I have two little girls and I am concerned. Terrified. Paranoid to the point of paralysis. I have not been away from my eldest daughter for a night yet…and she’s almost eight.

I wonder how little boys go from playing with their penis out of curiosity at the early age of two or three to….demanding and literally expecting, or feeling comfortable owning  their need to insert their dick into someone’s hole like it is their right. With all of these accusations coming out into the open; whether you are a president of the free world, a doctor, producer, teacher, brother…what gives you the right? And what is so damn important about those few seconds of orgasm?
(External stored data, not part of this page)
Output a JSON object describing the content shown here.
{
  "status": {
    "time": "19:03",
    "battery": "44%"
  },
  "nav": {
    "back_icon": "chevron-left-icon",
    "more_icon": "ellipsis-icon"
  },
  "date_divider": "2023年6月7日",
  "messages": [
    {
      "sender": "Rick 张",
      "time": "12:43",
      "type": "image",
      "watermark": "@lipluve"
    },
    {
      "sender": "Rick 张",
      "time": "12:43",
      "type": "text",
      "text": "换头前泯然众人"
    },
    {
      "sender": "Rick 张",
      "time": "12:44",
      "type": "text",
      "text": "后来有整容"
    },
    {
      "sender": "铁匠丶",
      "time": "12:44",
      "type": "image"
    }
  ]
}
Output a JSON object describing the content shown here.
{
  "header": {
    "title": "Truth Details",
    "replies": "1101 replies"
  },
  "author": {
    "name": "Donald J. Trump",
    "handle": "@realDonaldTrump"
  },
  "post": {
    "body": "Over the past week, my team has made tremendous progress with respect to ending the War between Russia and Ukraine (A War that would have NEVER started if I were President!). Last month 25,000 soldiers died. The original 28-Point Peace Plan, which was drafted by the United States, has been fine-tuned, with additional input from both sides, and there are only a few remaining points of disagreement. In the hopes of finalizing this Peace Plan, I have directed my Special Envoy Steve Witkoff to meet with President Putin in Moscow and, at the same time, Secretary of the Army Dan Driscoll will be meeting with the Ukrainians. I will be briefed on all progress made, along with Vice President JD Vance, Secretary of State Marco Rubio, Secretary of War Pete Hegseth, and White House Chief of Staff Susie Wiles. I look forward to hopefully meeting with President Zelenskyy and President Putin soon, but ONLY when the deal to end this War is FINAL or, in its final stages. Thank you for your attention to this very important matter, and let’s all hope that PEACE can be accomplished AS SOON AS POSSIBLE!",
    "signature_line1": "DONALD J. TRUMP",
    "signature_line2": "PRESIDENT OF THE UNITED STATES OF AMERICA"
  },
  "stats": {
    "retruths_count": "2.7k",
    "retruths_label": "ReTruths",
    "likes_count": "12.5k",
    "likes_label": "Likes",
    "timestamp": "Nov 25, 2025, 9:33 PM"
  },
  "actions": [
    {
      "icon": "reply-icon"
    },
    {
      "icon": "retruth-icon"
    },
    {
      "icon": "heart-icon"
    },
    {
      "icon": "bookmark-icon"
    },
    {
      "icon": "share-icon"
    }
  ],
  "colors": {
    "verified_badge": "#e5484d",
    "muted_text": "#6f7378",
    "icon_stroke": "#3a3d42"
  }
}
What makes a stupid penis so powerful that we allow it the ability to manipulate us, and change us, and dictate what we do, think, feel, be…..we give it so much power….but it’s just a stupid piece of demanding, selfish flesh that would be just fine if we deprived it of what it really craved.

I worry about my eldest. She is already showing signs of being boy crazy just like her mama. But my youngest girl I don’t worry as much. She speaks her mind and is strong and unapologetic. She will one day be ok. My Sophie will need to be guided as she goes through the same things I did.
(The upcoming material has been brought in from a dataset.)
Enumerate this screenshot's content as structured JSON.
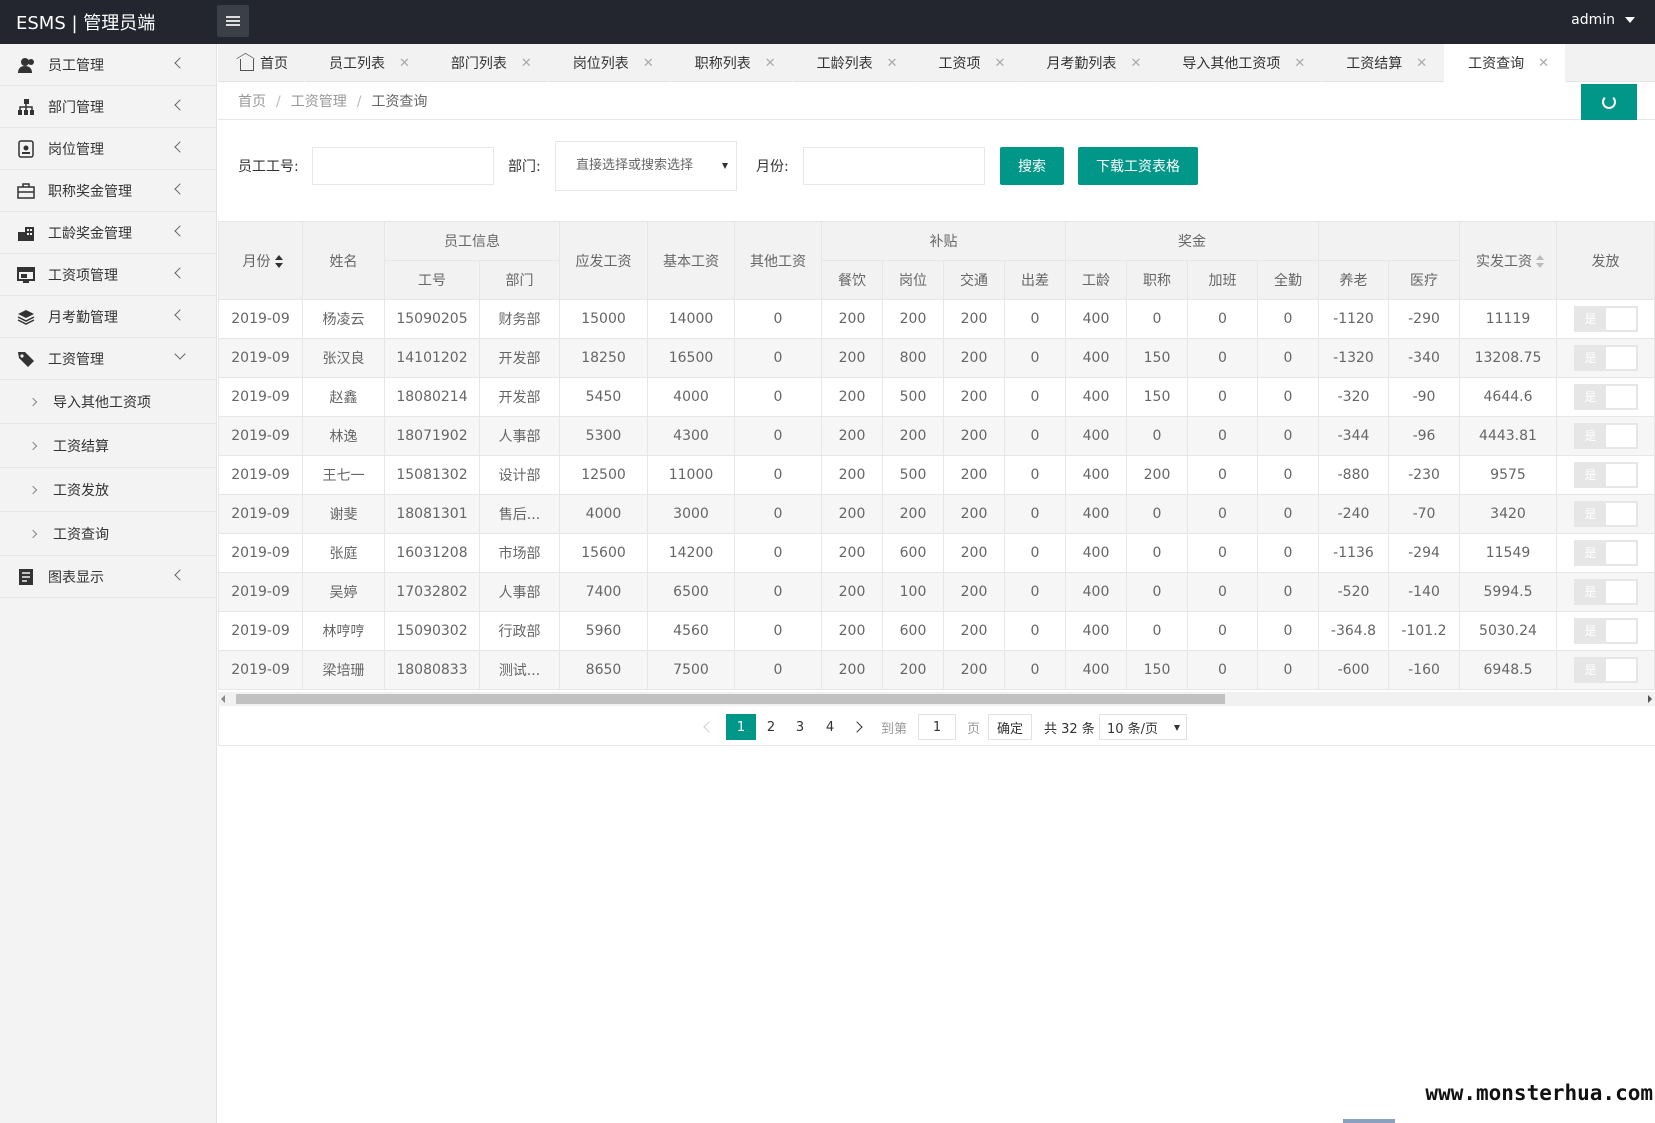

But again, why do we need to worry about our girls like this world is filled with scary penis’s that will demand from our girls things they may  not want to give? I don’t mean to dis all men. But the majority both publicaly and privately are assholes. Sorry but true. It’s the majority that makes the rest of us afraid. So blame them.

Listen, we can all be stupid. Why else do women thrive on House Wives of….anything? We envy their money, style and opportunity to over drink, argue, purchase….we envy their lifestyles as crazy as they may be. And by watching their insanity we feel just a little bit better about our situations…and we can envy from a comfortable distance…that is enjoyable and ready for what the lifestyle throws us.

But again I wonder. What makes that oversensitive piece of flesh the ruler of male existence?